Apesar de todas as exigências e valores altos, que vão de R$20 a R$30 mil, Dra. Isa revela que é há um aumento significativo nas busca por homens solteiros que desejam ter filhos. "Hoje em dia é muito maior a procura de homens e também de mulheres que querem ter filho sem necessariamente ter um companheiro".

Relação pós nascimento

Kau tem uma relação de amizade de 20 anos com a amiga que decidiu ser a barriga solidária dele, Vanessa de Oliveira. O empresário já foi cunhado dela e, devido ao vínculo afetuoso, a amiga sempre o ajuda quando necessário. Endyou decidiu deixa-la dar mama para que a filha “tivesse tudo que uma criança recém-nascida tem”.
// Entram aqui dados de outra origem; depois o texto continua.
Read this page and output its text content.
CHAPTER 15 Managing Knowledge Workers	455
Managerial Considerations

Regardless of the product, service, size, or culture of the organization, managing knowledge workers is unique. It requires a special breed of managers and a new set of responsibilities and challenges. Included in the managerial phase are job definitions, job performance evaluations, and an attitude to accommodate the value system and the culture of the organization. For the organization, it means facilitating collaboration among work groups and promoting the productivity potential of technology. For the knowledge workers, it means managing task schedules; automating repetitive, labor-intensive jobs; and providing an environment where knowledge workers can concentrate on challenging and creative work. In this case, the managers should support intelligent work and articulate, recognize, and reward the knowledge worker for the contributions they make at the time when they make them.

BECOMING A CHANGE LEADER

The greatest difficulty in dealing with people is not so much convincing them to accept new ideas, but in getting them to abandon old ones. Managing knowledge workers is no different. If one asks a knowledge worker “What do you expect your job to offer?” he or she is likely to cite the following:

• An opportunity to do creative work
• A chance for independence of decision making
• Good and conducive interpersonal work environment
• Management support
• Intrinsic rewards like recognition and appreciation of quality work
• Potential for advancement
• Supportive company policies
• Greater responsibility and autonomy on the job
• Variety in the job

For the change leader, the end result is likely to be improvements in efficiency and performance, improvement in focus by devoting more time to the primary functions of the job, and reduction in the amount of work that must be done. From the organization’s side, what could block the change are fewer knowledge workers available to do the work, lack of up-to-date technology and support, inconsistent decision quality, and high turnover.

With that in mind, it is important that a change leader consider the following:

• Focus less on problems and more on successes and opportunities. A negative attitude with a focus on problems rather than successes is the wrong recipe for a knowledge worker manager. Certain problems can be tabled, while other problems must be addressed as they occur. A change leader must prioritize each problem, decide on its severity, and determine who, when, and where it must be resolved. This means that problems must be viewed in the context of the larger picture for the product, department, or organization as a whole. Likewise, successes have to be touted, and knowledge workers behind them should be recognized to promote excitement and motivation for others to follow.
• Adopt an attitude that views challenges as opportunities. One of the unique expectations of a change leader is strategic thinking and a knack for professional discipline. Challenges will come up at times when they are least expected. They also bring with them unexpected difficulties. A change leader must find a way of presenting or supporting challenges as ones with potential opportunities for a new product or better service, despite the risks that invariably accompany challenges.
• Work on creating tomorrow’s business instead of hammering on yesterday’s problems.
Kau e Vanessa ao lado da pequena Aysha
Kau e Vanessa ao lado da pequena Aysha | Foto: Reprodução / Arquivo pessoal

“Eu quero que minha filha cresça com tudo que uma criança gerada de forma natural tenha. Por isso, quero que ela continue mamando até quando for necessário. Vanessa é minha amiga de longa data, então, existe uma relação de amizade muito forte e sempre que preciso, ela me ajuda. Foi um ato lindo dela fazer isso por mim. Então por mais que eu seja solo, sempre que ela quiser visitar a criança, ela vem. Tenho um círculo cercado de muito amor e, apesar de ser pai solo, nunca estou sozinho, tenho minha rede de apoio que me ama e ama minha filha”.

Amor de pai para pai

Kau reproduz com o Aysha todo amor que recebeu desde pequeno do seu pai, Carlos Alberto Matias, 65, que também o criou sozinho desde os 4 anos de idade. O empresário se inspira na força, carinho e cuidado do vovô.
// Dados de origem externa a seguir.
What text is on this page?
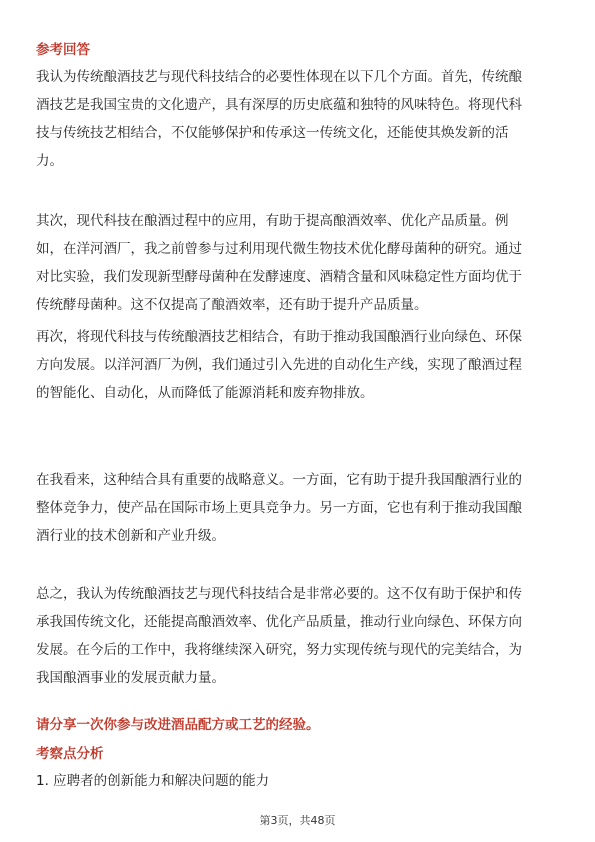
参考回答
我认为传统酿酒技艺与现代科技结合的必要性体现在以下几个方面。首先，传统酿
酒技艺是我国宝贵的文化遗产，具有深厚的历史底蕴和独特的风味特色。将现代科
技与传统技艺相结合，不仅能够保护和传承这一传统文化，还能使其焕发新的活
力。
其次，现代科技在酿酒过程中的应用，有助于提高酿酒效率、优化产品质量。例
如，在洋河酒厂，我之前曾参与过利用现代微生物技术优化酵母菌种的研究。通过
对比实验，我们发现新型酵母菌种在发酵速度、酒精含量和风味稳定性方面均优于
传统酵母菌种。这不仅提高了酿酒效率，还有助于提升产品质量。
再次，将现代科技与传统酿酒技艺相结合，有助于推动我国酿酒行业向绿色、环保
方向发展。以洋河酒厂为例，我们通过引入先进的自动化生产线，实现了酿酒过程
的智能化、自动化，从而降低了能源消耗和废弃物排放。
在我看来，这种结合具有重要的战略意义。一方面，它有助于提升我国酿酒行业的
整体竞争力，使产品在国际市场上更具竞争力。另一方面，它也有利于推动我国酿
酒行业的技术创新和产业升级。
总之，我认为传统酿酒技艺与现代科技结合是非常必要的。这不仅有助于保护和传
承我国传统文化，还能提高酿酒效率、优化产品质量，推动行业向绿色、环保方向
发展。在今后的工作中，我将继续深入研究，努力实现传统与现代的完美结合，为
我国酿酒事业的发展贡献力量。
请分享一次你参与改进酒品配方或工艺的经验。
考察点分析
1. 应聘者的创新能力和解决问题的能力
第3页，共48页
“Meu pai é uma inspiração para mim. Criou eu e minha irmã sozinho, após nossa mãe ir embora para viver um novo relacionamento. Ele ficou super feliz com a chegada de Aysha e se sente pai de novo. Para quem achou que há dois anos iria perder o bem mais precioso dele, que sou eu, agora o amor foi multiplicado".

Kau ao lado do pai, Carlos Alberto Matias, 65
Kau ao lado do pai, Carlos Alberto Matias, 65 | Foto: Reprodução / Arquivo pessoal

E por Kau, a família vai crescer. O baiano diz que pretende fazer outra fertilização e tentar também ter um menino.

"Eu quero muito ter um filho menino também e vou tentar a todo custo. Nunca desisti do que almejo e espero que os homens solteiros e gays como eu, se inspirem em mim. Que tenham fé, esperança e foco. As pessoas vão tentar a todo custo te frear, poucos irão te ajudar nesse processo, porque o preconceito sempre irá existir, mas continue em frente. Antes de fazer, se programe, independente do jeito que será feito. Tudo na vida tem um preço e enfrente tudo com a carta coringa sempre na mão", aconselha.